Analysis

Horse-Trading Could Change Balance of Power in Dutch Senate

The government could still be vulnerable if opposition parties play their cards right.

Mark Rutte
Dutch prime minister Mark Rutte is received by Jan Peumans, the speakers of the Flemish parliament, in Brussels, October 15, 2015 (Vlaams Parlement)

A week ago, it looked like the ruling parties in the Netherlands had managed to contain their losses in midterm elections.

Although three of the four parties that share power lost support, and the far right posted its best result to date, the government was not expected to become completely dependent on any one opposition party in the Senate.

Now it might after all.

Murky

Prime Minister Mark Rutte’s center-right coalition was projected to lose seven seats in the Senate, going down to 31. 38 are needed for a majority.

Prognosticators said either Labor, with seven seats, or the Greens, with eight, could give him a majority.

(So could Forum for Democracy, with ten projected seats, but that party is so far to the right that others are unlikely to make deals with it.)

Now that the full results are in, the picture looks murkier.

Horse-trading

Dutch voters did not actually elect the Senate last Wednesday. They elected provincial deputies (and, in the Caribbean Netherlands, special electors) who will elect the new Senate in May.

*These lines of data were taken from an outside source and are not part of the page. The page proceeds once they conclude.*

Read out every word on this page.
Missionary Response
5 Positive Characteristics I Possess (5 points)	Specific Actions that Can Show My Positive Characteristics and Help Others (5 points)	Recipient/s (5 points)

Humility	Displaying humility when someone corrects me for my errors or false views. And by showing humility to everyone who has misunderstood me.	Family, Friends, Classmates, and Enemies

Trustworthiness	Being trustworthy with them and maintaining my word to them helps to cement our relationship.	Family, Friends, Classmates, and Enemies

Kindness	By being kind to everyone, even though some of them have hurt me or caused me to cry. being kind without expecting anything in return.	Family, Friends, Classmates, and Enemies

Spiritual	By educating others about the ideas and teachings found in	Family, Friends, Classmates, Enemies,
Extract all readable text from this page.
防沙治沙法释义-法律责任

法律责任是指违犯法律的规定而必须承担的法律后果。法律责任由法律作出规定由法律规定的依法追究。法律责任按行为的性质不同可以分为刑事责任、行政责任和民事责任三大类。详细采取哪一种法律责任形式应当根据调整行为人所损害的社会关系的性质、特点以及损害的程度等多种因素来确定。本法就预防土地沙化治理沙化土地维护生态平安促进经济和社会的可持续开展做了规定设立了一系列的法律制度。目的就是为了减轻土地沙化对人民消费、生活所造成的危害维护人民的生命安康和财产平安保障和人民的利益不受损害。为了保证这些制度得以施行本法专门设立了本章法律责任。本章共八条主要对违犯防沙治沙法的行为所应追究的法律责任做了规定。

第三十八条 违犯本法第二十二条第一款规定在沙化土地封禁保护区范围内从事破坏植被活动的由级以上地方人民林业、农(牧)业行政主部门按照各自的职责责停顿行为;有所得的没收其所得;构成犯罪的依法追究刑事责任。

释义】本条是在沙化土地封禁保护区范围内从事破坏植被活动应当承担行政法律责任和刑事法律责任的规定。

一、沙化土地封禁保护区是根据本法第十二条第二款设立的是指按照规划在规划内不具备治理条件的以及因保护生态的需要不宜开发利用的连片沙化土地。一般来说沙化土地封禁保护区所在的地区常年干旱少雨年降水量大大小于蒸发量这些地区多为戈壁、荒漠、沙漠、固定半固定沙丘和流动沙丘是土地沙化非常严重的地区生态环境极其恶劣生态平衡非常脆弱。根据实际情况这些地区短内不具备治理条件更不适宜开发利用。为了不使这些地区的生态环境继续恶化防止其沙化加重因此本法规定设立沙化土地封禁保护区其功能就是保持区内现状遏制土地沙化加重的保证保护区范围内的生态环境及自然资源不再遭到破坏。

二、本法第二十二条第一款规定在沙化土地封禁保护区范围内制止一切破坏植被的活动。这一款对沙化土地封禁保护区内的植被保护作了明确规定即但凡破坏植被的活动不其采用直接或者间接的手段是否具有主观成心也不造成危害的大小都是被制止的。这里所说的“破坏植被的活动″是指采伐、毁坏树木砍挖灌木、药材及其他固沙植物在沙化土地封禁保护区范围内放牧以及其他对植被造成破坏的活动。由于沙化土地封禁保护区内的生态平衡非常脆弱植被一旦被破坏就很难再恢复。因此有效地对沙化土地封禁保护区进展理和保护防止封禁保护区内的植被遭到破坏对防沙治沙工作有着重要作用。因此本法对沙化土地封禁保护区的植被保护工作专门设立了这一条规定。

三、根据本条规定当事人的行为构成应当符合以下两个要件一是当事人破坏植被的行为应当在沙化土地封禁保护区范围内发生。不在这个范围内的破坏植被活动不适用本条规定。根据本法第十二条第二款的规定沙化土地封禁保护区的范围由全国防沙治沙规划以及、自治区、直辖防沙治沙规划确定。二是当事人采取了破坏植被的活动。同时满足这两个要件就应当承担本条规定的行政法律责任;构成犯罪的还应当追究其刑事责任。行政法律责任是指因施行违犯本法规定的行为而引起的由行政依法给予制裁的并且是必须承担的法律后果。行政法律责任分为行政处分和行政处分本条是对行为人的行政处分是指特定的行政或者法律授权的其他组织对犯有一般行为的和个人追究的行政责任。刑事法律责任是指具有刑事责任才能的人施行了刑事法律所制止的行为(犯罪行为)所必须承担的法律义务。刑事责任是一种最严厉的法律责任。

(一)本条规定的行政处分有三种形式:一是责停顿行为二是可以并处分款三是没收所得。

Those provincial deputies typically vote for their own party, but in some cases they might be persuaded to vote for an ally if they have votes left over.

Let’s say it takes ten deputies to win a seat in the Senate. In a given province, the Christian Democrats may have fourteen, Labor twelve and the Greens four. If all thirty deputies vote for their own party, the Christian Democrats would end up with two seats, Labor with one and the Greens with none. But if those four Green party deputies vote for Labor instead, or two of Labor’s deputies vote for the Greens, either left-wing party could win an additional seats at the Christian Democrats’ expense.

Political scientists estimate that as many as eight of the 75 seats in the Senate could change hands as a result of such horse-trading.

Kingmakers

The outcome could make all the difference for Rutte’s coalition.

The ruling parties are already in talks with Labor about pension reform. Employers and trade unions, who jointly manage half of the Dutch pension system, have failed to reach a consensus, leaving it up to the government to make changes. It wants to introduce more choice for workers, who are currently tied to whatever pension fund has been assigned to their industry. Labor is not opposed per se, but it is wary of further increases in the retirement age, especially for low-skilled workers.

The Greens support Rutte’s climate plan, which would see the Netherlands meet the goals of the Paris Agreement. But if they become kingmakers in the Senate, they might demand even more concessions, which could cause Rutte’s liberals to lose even more supporters to the far right.